27 October 2020
I packed what I thought I needed for 5 weeks on the road in my wagon 'Colin the Cruiser' and strapped my Tallboy on the back. This was something between me doing my job as an adventure athlete and an inward journey looking for relief from some hard months.
I wanted to tour the North Island - meeting locals, being shown the wild corners, camping out and generally exploring where the 4wd trail stops and the mountain bike carries on.
I left Nelson and took the ferry north. I hadn’t pre-arranged a lot as I needed to keep the pressure low and take time to be creative as and when needed. But, I had got in touch with a few key people keen on my line of fun and to help pull together a group to share sections of the trip with. This trip was also very much about connecting with the local Mtb communities along the way. I’d talked to Jonny Waghorn, a lifetime mainstay in the biking world, and he sounded confident of some good action in the Akatarawas north of Wellington. On this early morning a good crew lined the edge of a remote rural road, all keen for a 'ride'. On reflection I reckon something new has been growing here for a while. An underground world of Mtb exploring exists in these misty ranges, feeding those looking for something a little more raw than the suburban edge offerings.

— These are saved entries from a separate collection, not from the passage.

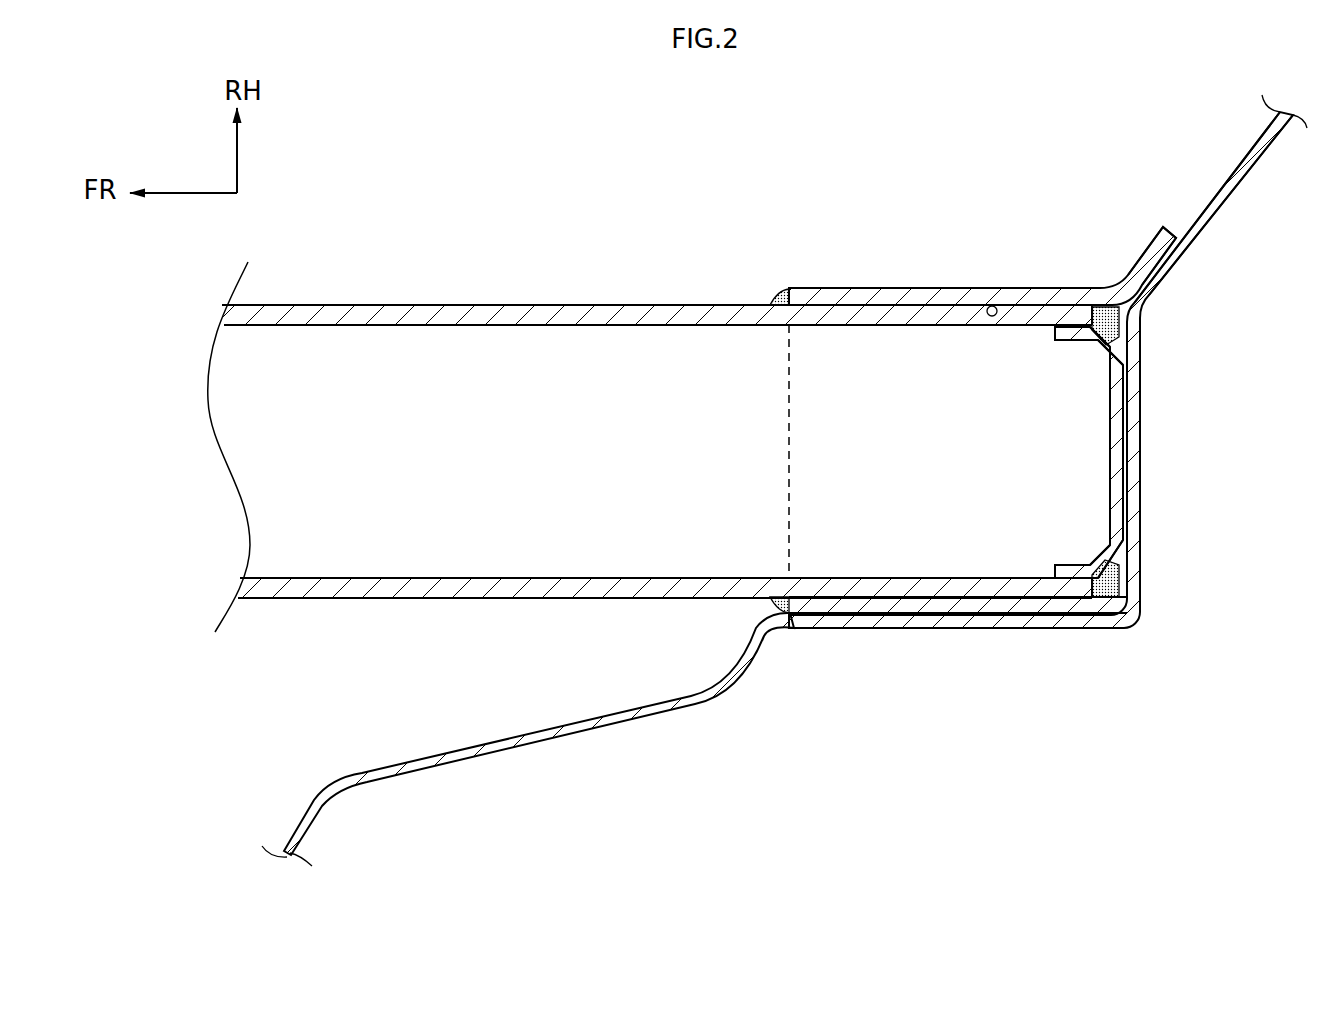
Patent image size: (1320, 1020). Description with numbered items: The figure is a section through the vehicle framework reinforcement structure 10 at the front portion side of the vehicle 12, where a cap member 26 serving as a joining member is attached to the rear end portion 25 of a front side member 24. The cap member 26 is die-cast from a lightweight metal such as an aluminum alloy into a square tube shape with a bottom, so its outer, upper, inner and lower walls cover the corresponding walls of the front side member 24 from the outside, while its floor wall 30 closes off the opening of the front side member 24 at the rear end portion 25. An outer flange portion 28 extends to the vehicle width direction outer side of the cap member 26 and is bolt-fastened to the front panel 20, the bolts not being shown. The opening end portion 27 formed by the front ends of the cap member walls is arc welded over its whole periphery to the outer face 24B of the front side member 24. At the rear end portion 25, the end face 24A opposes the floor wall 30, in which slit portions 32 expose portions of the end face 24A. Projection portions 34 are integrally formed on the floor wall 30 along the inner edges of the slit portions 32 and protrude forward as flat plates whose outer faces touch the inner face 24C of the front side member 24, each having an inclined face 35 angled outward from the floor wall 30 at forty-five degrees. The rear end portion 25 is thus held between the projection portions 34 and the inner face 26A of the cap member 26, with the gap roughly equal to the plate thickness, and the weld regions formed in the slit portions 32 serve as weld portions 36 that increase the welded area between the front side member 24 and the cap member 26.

The vehicle framework reinforcement structure 10 is at (1086, 416).
The vehicle 12 is at (370, 768).
The front panel 20 is at (1228, 178).
The front side member 24 is at (520, 303).
The end face 24A is at (1105, 304).
The outer face 24B is at (672, 303).
The inner face 24C is at (960, 327).
The rear end portion 25 is at (990, 617).
The cap member 26 is at (891, 286).
The inner face of cap member 26A is at (992, 306).
The opening end portion 27 is at (780, 290).
The outer flange portion 28 is at (1160, 226).
The floor wall 30 is at (1141, 425).
The slit portion 32 is at (1147, 314).
The projection portion 34 is at (1057, 342).
The inclined face 35 is at (1132, 352).
The weld portion 36 is at (1128, 334).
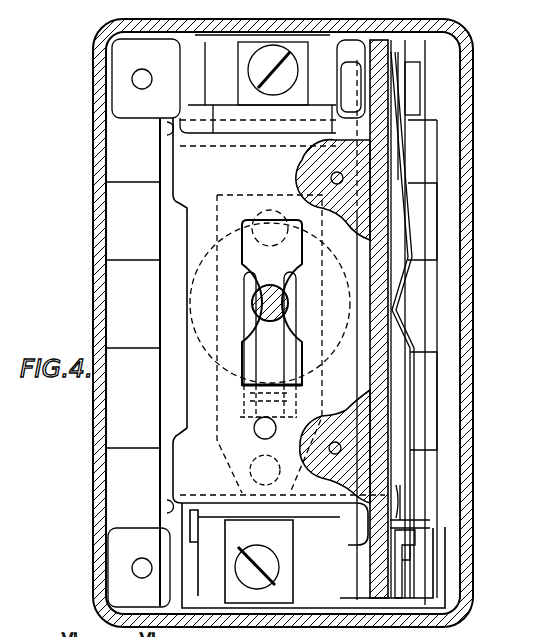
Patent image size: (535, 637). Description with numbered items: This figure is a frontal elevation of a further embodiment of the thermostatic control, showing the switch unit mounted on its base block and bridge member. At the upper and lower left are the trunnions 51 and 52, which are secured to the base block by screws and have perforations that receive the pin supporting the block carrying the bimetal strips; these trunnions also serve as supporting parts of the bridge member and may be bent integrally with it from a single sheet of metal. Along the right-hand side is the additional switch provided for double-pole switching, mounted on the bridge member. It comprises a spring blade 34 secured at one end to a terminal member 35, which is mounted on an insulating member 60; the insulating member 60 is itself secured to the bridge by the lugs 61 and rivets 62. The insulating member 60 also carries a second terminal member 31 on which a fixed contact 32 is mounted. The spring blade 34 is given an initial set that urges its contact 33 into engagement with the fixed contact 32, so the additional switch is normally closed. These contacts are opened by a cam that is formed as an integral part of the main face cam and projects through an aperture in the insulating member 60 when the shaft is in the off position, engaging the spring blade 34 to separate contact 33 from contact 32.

The trunnion 51 is at (180, 59).
The trunnion 52 is at (365, 47).
The insulating member 60 is at (365, 80).
The lug 61 is at (300, 163).
The rivet 62 is at (331, 178).
The terminal member 35 is at (395, 52).
The spring blade 34 is at (405, 175).
The contact 33 is at (405, 495).
The fixed contact 32 is at (400, 522).
The terminal member 31 is at (400, 545).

Jank and pean are the words liberally thrown around to describe the slow tech and barely existing trail scratched through the mossy green jungle we were riding in. Today was probably as challenging as it might get with last night's rain and low cloud wrapped around us. Slipping around, root hopping, log dropping, and tree dodging down some solid 600m of vertical right back to our cars. Wow... what was that!
These trails are not on any maps and would not be found without a guide, but I feel that is part of the point for these boys - keeping it real and less used, the way they want to ride.
Packing Colin post-ride, Jonny jumped in with me and Hadley was also in on the plan with his own wagon. We drove into the Waiotauru Hut via an old forestry road that once upon a time linked through to Okaki Forks from the Akatarawa Road saddle. Some 15 plus kms are still passable with a good 4x4. We took a break after bumping our way into the newly rebuilt hut, then seizing on the improving weather continued on a little further and camped by the river.
Sunday morning was meant to be straight forward, but one steep rocky climb out of the river broke Hadley’s differential and gave my rim a good dent. With air rushing out I soon had it sealed with courtesy of a big hammer. Hadley was now two wheel drive and under tow from Colin as required.
Back on the tarmac, our next stop was to collect Jonny’s van, head over to the Wairarapa and on to the Pinnacles near Cape Palliser. Our camping spot sheltered us from what I’d say is mostly a very windy exposed coast.
Monday dawned and coffee was brewed on the old petrol-powered cooker. The riding here was a real surprise, up via a farm road to views along this dramatic coastline with steep, eroded cliffs and bright blue pounding waves. From the high point we picked up the singletrack loop that takes you down to the actual Pinnacle area, but it’s well worth pushing back up this steep track to ride the other half of this trail back down to the carpark. Both sides are really fun, a bit of tech and with plenty of stairs and playful features along the way. We spent a good couple of hours exploring this amazing terrain, an eroded landscape that has left these towering pinnacles and narrow slots with access deep into the shadowy hillside. It must be some 27 years since I was last here and now I would imagine it would normally attract scores of tourists after getting a Lord of the Rings location stamp.
This loop, the riding quality, and the visual experience was more than I imagined and completed three days of exploration quite perfectly.
If you are after some less challenging riding in the same area in this stunning rugged coastal setting then head around to Cape Palliser Lighthouse Park to ride the old coast 4x4 track towards White Rock. I’d recommend going all the way to White Rock, but you do need to ring ahead for permission to cross the last 3 km of private land that connects the two public roads. I’m actually sitting in my Land Cruiser typing away from halfway along that trail, tucked in a sheltered spot beside a waterfall and amazing pools on the Waitetuna Stream. This beautiful spot is not signed but you’ll find it on the map.
Thanks, Wellington, cheers Jonny, and all the boys who made this a great start to my 'Meet the Locals' North Island adventure tour.